According to CDC statistics, teen suicides rose from 2.2 per 100,000 to 2.6 per 100,000 in 2004, an 18% increase. This was the first increase seen in more than a decade:
The article reporting this finding (which had originally appeared in the journal Pediatrics) quoted several experts claiming that a likely cause of this rise was the new black box warning that the FDA required to be placed on SSRI antidepressants (selective serotonin reuptake inhibitors), warning of the increased risk of suicidal behavior in children and teens.
In HOOKED, I reviewed some of the evidence on how the pharmaceutical industry tried its best to hide and to deny this risk, which is a small but real concern. (See post below on the BBC program "Panorama" from last month which looked at this story.)
There has been a standard response from many child psychiatrists, most often those in bed with the industry--that it's terrible to impugn the SSRI drugs, because it will prompt physicians to stop prescribing them for teens, which will lead to untreated and worsening depression among teens, which will cause many more suicides than would ever be the case had SSRIs been widely used. (This response came only after the first industry ploy failed--that kids who engaged in suicidal behavior did so not because of the drug, but due to the underlying depression. That has been shown to be false since non-depressed teens given SSRIs have been shown to display the same sort of behavior.)
So when I saw psychiatrists claiming that this increase in suicide is due to the mean old FDA beating up the poor drug companies, I naturally wondered about the money trail.
Two major authorities are cited in the MedPage article: Dr. Charles Nemeroff of Emery University, and Dr. David Fassler, affiliated with the University of Vermont. Dr. Nemeroff is probably Exhibit A for unrepentent conflict of interest in high places in American medicine. He was exposed last year in the Wall Street Journal after he was forced to resign as editor of a psychiatric journal, due to the journal publishing a paper that he wrote advocating an implanted electric device for treating depression, without disclosing that Nemeroff was a shareholder in the company that makes the device. That led to a maudlin letter to the editor from 40-odd psychiatrists, all protesting that their colleague was a person of the highest integrity and how dare the WSJ impugn his honor.
Dr. Fassler has published much less in scholarly journals lately and so I was unable to see if he has direct financial ties to drug companies. He is a member of the board of Mental Health America. This is a legitimate advocacy organization, with numerous local chapters, which is supported in part by the MacArthur Foundation. But it also boasts among its donors most of the major drug companies, to the tune of $500K to $1M each.
So: did decreased use of SSRIs lead to this increase in teen suicide? Well, first one would like to know if there are any data that fewer SSRIs were in fact prescribed. Studies in the past have shown that physicians are actually pretty good at ignoring black box warnings. Second, to make the claim plausible, one would need to believe that the SSRI drugs are really very effective in treating depression in teens. But the available studies in fact show either no effect or very little effect. The relatively poor performance of SSRI drugs generally, not to mention their risks, is one of the better-kept secrets in drug industry marketing.
MedPage, to its credit, indicated skepticism as to whether the black-box-warning claim was the true reason for the rise in suicides.

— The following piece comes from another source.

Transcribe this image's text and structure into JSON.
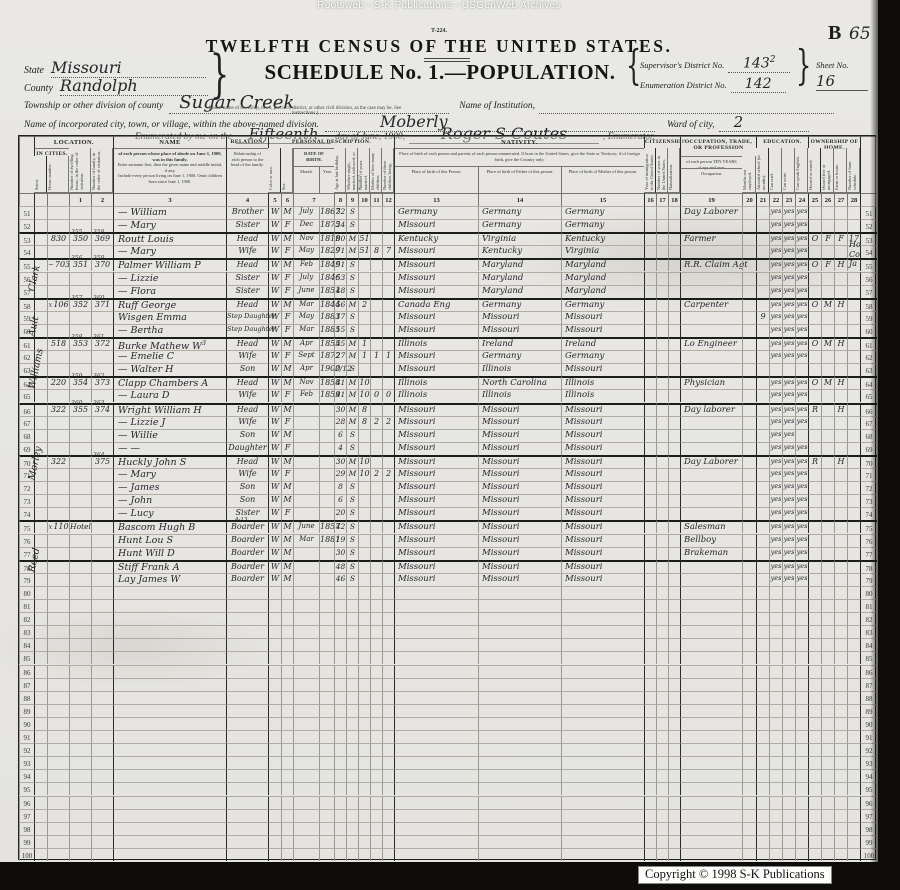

What is perhaps saddest about this dispute is that it probably never had to arise at all. I am not a child psychiatrist or an expert in the use of SSRIs. But as best as I can understand, the behavioral syndrome that is related to SSRIs, and that prompts the suicidal or occasionally homicidal behavior, is a very specific syndrome called akithisia. It typically occurs in the first few weeks of starting therapy with an SSRI. Most patients have oppressive, intrustive thoughts of harming themselves or others, and had they immediately stopped taking the drug when those thoughts occurred, the harm would probably have been prevented in almost all cases.

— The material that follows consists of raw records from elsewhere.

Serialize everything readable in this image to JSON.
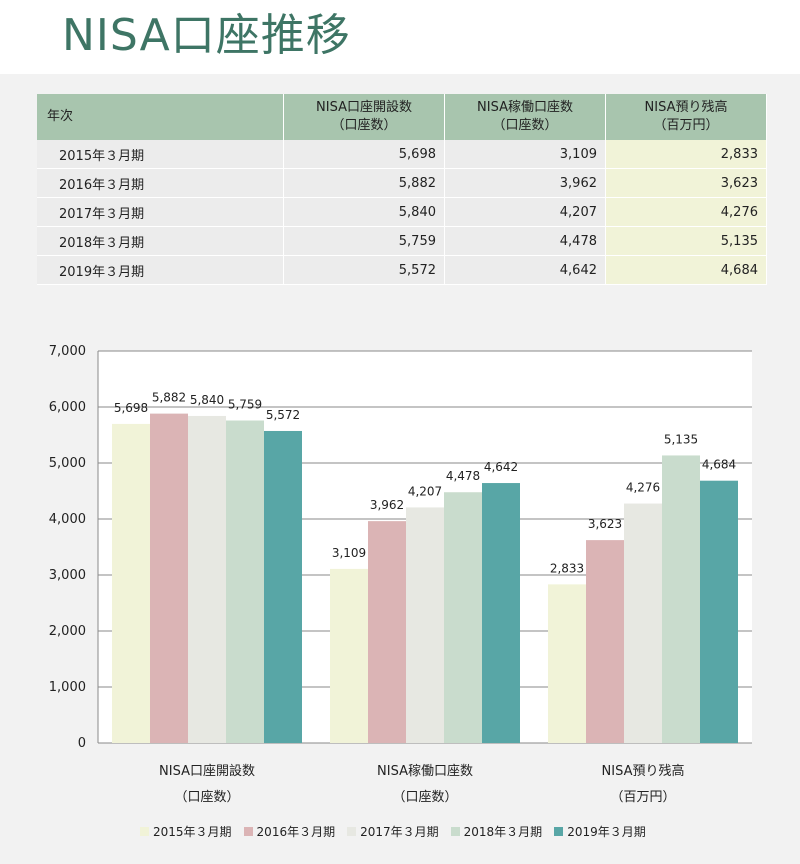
{
  "page": {
    "title": "NISA口座推移"
  },
  "table": {
    "headers": [
      {
        "line1": "年次",
        "line2": ""
      },
      {
        "line1": "NISA口座開設数",
        "line2": "（口座数）"
      },
      {
        "line1": "NISA稼働口座数",
        "line2": "（口座数）"
      },
      {
        "line1": "NISA預り残高",
        "line2": "（百万円）"
      }
    ],
    "rows": [
      {
        "year": "2015年３月期",
        "v1": "5,698",
        "v2": "3,109",
        "v3": "2,833"
      },
      {
        "year": "2016年３月期",
        "v1": "5,882",
        "v2": "3,962",
        "v3": "3,623"
      },
      {
        "year": "2017年３月期",
        "v1": "5,840",
        "v2": "4,207",
        "v3": "4,276"
      },
      {
        "year": "2018年３月期",
        "v1": "5,759",
        "v2": "4,478",
        "v3": "5,135"
      },
      {
        "year": "2019年３月期",
        "v1": "5,572",
        "v2": "4,642",
        "v3": "4,684"
      }
    ]
  },
  "chart_data": {
    "type": "bar",
    "categories": [
      {
        "line1": "NISA口座開設数",
        "line2": "（口座数）"
      },
      {
        "line1": "NISA稼働口座数",
        "line2": "（口座数）"
      },
      {
        "line1": "NISA預り残高",
        "line2": "（百万円）"
      }
    ],
    "series": [
      {
        "name": "2015年３月期",
        "color": "#f1f3d8",
        "values": [
          5698,
          3109,
          2833
        ]
      },
      {
        "name": "2016年３月期",
        "color": "#dbb4b5",
        "values": [
          5882,
          3962,
          3623
        ]
      },
      {
        "name": "2017年３月期",
        "color": "#e7e8e2",
        "values": [
          5840,
          4207,
          4276
        ]
      },
      {
        "name": "2018年３月期",
        "color": "#c9dccd",
        "values": [
          5759,
          4478,
          5135
        ]
      },
      {
        "name": "2019年３月期",
        "color": "#58a6a6",
        "values": [
          5572,
          4642,
          4684
        ]
      }
    ],
    "ylim": [
      0,
      7000
    ],
    "yticks": [
      0,
      1000,
      2000,
      3000,
      4000,
      5000,
      6000,
      7000
    ],
    "ytick_labels": [
      "0",
      "1,000",
      "2,000",
      "3,000",
      "4,000",
      "5,000",
      "6,000",
      "7,000"
    ],
    "data_labels": [
      [
        "5,698",
        "3,109",
        "2,833"
      ],
      [
        "5,882",
        "3,962",
        "3,623"
      ],
      [
        "5,840",
        "4,207",
        "4,276"
      ],
      [
        "5,759",
        "4,478",
        "5,135"
      ],
      [
        "5,572",
        "4,642",
        "4,684"
      ]
    ],
    "grid": true,
    "legend_position": "bottom"
  }
}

Now, suppose the drug companies had been interested in science and patient care, instead of marketing and sales. As soon as this risk became known, it might have been widely publicized. Doctors could have been told by the ubiquitous drug sales reps: Watch your patients like a hawk for the first few weeks of treatment for this specific syndrome. Make sure that they and their family members know to stop the drug right away if it occurs. If after those first few weeks you haven't seen this--and thankfully it is rare--you are probably home free. This warning would have reduced the risk of anyone being harmed by this side effect by perhaps 90% at least, while still allowing physicians to prescribe SSRIs widely (assuming that they really work--see above). But no, the companies had to let their marketing concerns override quality medical care.